My dad has also been trying to make contact this week, which has been stressing me out. I know how I left it off with him, but I just don't have the energy right now. On the other scale of things, Anne has been sending me different lists of travel plans and everything, which I love, but it's another thing I'm having to keep up with right now. Although, I was very excited to see her.

And then there was also the impending doom in my head that February 1st is quickly approaching. It's still a couple weeks away, but it's destined to be here in no time, and I have so much to do. For starter's it's the twins first birthday! I didn't have to stress about a party, because honestly who were we going to invite? It's not like any of us have many friends, so in a roundabout way it was a good thing so I didn't have to plan a giant party. Despite that, I still wanted to do something.

It would also be Harry's birthday, because they're birthday triplets, and I still needed to figure out what I was going to gift him. After Christmas, I was at a lack of thoughts on what to buy him, but I knew I needed to figure out a couple ideas soon.

And lastly, it would be the year mark of the worst night of my entire life. One whole year since Hudson was killed on his way to the hospital. One year around the sun with my world completely thrown for a loop, and the day that I became a single mother to 3 small children. One year since I was told some of life's most devastating news and realized just how cruel the world could really be, and wondering when will I finally get a break?

All in all, I'm doing my best to keep everything together.

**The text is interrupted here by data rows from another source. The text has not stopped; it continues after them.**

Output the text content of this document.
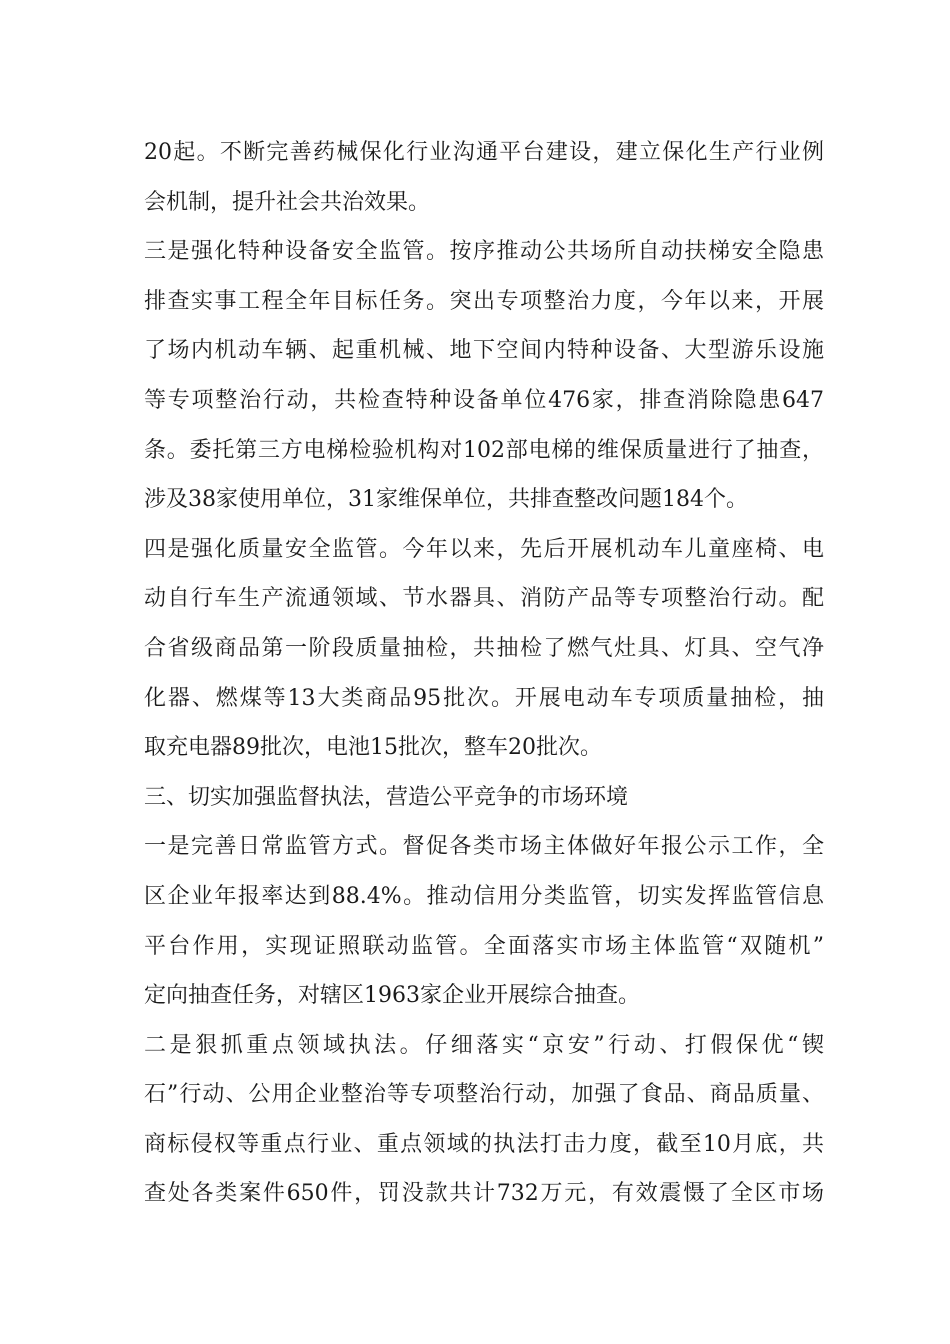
20起。不断完善药械保化行业沟通平台建设，建立保化生产行业例
会机制，提升社会共治效果。
三是强化特种设备安全监管。按序推动公共场所自动扶梯安全隐患
排查实事工程全年目标任务。突出专项整治力度，今年以来，开展
了场内机动车辆、起重机械、地下空间内特种设备、大型游乐设施
等专项整治行动，共检查特种设备单位476家，排查消除隐患647
条。委托第三方电梯检验机构对102部电梯的维保质量进行了抽查，
涉及38家使用单位，31家维保单位，共排查整改问题184个。
四是强化质量安全监管。今年以来，先后开展机动车儿童座椅、电
动自行车生产流通领域、节水器具、消防产品等专项整治行动。配
合省级商品第一阶段质量抽检，共抽检了燃气灶具、灯具、空气净
化器、燃煤等13大类商品95批次。开展电动车专项质量抽检，抽
取充电器89批次，电池15批次，整车20批次。
三、切实加强监督执法，营造公平竞争的市场环境
一是完善日常监管方式。督促各类市场主体做好年报公示工作，全
区企业年报率达到88.4%。推动信用分类监管，切实发挥监管信息
平台作用，实现证照联动监管。全面落实市场主体监管“双随机”
定向抽查任务，对辖区1963家企业开展综合抽查。
二是狠抓重点领域执法。仔细落实“京安”行动、打假保优“锲
石”行动、公用企业整治等专项整治行动，加强了食品、商品质量、
商标侵权等重点行业、重点领域的执法打击力度，截至10月底，共
查处各类案件650件，罚没款共计732万元，有效震慑了全区市场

My saving grace is that I have 3 little angels who are destined to put smiles on my face. It was a hard day at work, so nothing made me happier than opening up the front door and hearing the happy cheers from my favorite kiddos to greet me. Theo wrapped his arms around me, and I picked him up in an embrace, just as happy to see him. There was a sad accident involving a child today, which always reminded me to hold mine a little tighter. Luckily, the girl was expected to make a full recovery in the next couple days, but it doesn't hurt to soak in some extra cuddles.

Lyanna was cleaning the babies bottles at the sink, while the twins were in little bouncer toys and playing with the rattles in front of them. Since they've been teething, it's been a toss up to whether or not they'd still be awake when I got home. Tonight was one of the nights they must've been giving her a hard time, because they're still smiles in the kitchen, but I didn't mind.